The West Linn City Council voted unanimously Monday to approve a $852,181 contract for the City's annual Street Improvement Plan — but with extreme caution. In making their decision, councilors noted that it was important to formally approve the bid for timing's sake, but that alterations would be made to the work plan to address numerous concerns voiced by residents.
At issue was the work planned for Kenthorpe Way — a small dead-end street that runs adjacent to the Lake Oswego-Tigard (LOT) water treatment plant in the Robinwood area. The City plans to completely redo the street — likely in mid-August — as part of an intergovernmental agreement (IGA) that was part of the LOT project.
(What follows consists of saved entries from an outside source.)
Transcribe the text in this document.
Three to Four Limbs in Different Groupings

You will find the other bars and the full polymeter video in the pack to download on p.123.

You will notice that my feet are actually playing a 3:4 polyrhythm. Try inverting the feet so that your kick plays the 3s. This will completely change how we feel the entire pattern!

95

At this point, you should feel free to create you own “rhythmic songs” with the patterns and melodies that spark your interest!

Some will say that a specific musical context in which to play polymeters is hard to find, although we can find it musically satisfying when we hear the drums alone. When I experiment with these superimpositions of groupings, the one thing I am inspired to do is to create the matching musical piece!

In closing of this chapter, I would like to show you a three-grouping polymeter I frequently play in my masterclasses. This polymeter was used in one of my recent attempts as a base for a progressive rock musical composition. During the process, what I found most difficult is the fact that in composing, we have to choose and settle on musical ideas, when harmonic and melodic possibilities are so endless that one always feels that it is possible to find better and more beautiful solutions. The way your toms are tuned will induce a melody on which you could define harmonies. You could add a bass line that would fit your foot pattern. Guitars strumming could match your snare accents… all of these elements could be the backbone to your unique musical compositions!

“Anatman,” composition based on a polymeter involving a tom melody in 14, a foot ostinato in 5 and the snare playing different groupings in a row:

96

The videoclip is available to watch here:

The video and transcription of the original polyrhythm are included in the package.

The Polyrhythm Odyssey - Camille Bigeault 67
The majority of the funding for that effort, as well as the other two projects in the 2017 Street Improvement Plan, is expected to come from Lake Oswego and Tigard.
Yet unlike the repaving that started on Mapleton Drive last year, the Kenthorpe work was expected to require a complete closing of the street during work hours for as long as two weeks. A number of residents testified against that idea during Monday's meeting, citing their need to leave for work, the grocery store, doctor appointments and other important matters. They were particularly concerned about the oldest and youngest residents along Kenthorpe, as well as those with limited mobility.
"There's probably 80 or 90 vehicles that need to make trips and park," resident and West Linn Planning Commissioner Lamont King said. "A number of elderly people live on Kenthorpe, and to expect them to walk in and out of that two or three times a day is totally unreasonable."
The contractor, S2, will work under a 90-day contract for the whole project, which also includes work on Mapleton Drive and Old River Road. Assistant City Engineer Erich Lais said work on Kenthorpe would occur during specified work hours and the City would work to provide accommodations like golf cart transport for anyone who has an urgent need to leave the neighborhood. Construction would likely last between a week-and-a-half and two weeks.
"Granted, that's if everything goes well," Lais said. He added that the City has plenty of experience with these projects, having completed similar work in other areas the past three summers.
When asked why Kenthorpe couldn't remain half-open to traffic, as Mapleton did, Lais said the projects differ in scope.
"It's hard with this process," he said. "If you're just doing a paving project, you can pave one side and have traffic on the other. Since we're basically redoing and re-grading the whole road (on Kenthorpe), it's difficult to have traffic going in and out."
He added that changing construction methods to open up the street would lengthen the timeline of the project.
In the end, the council felt obligated to approve the contract but pledged to come up with solutions to the array of problems presented by residents. A second neighborhood meeting will be scheduled to address concerns, while the council and staff also plan to work with the cities of Lake Oswego and Tualatin on potential parking solutions.
"I wouldn't like this happening on my street and I really do feel for you being inconvenienced and what you've had to put up with," City Council President Brenda Perry said. "To me, this is the last hurdle (in the LOT project), and we'll make sure we can get through it as soon as possible."
"It's not just about money, it's about getting it done in a timely manner because you all have been through so much already," City Councilor Teri Cummings said. "If there's any problem with any of the remedies we come up with, we want to know about it and address it in a satisfactory manner."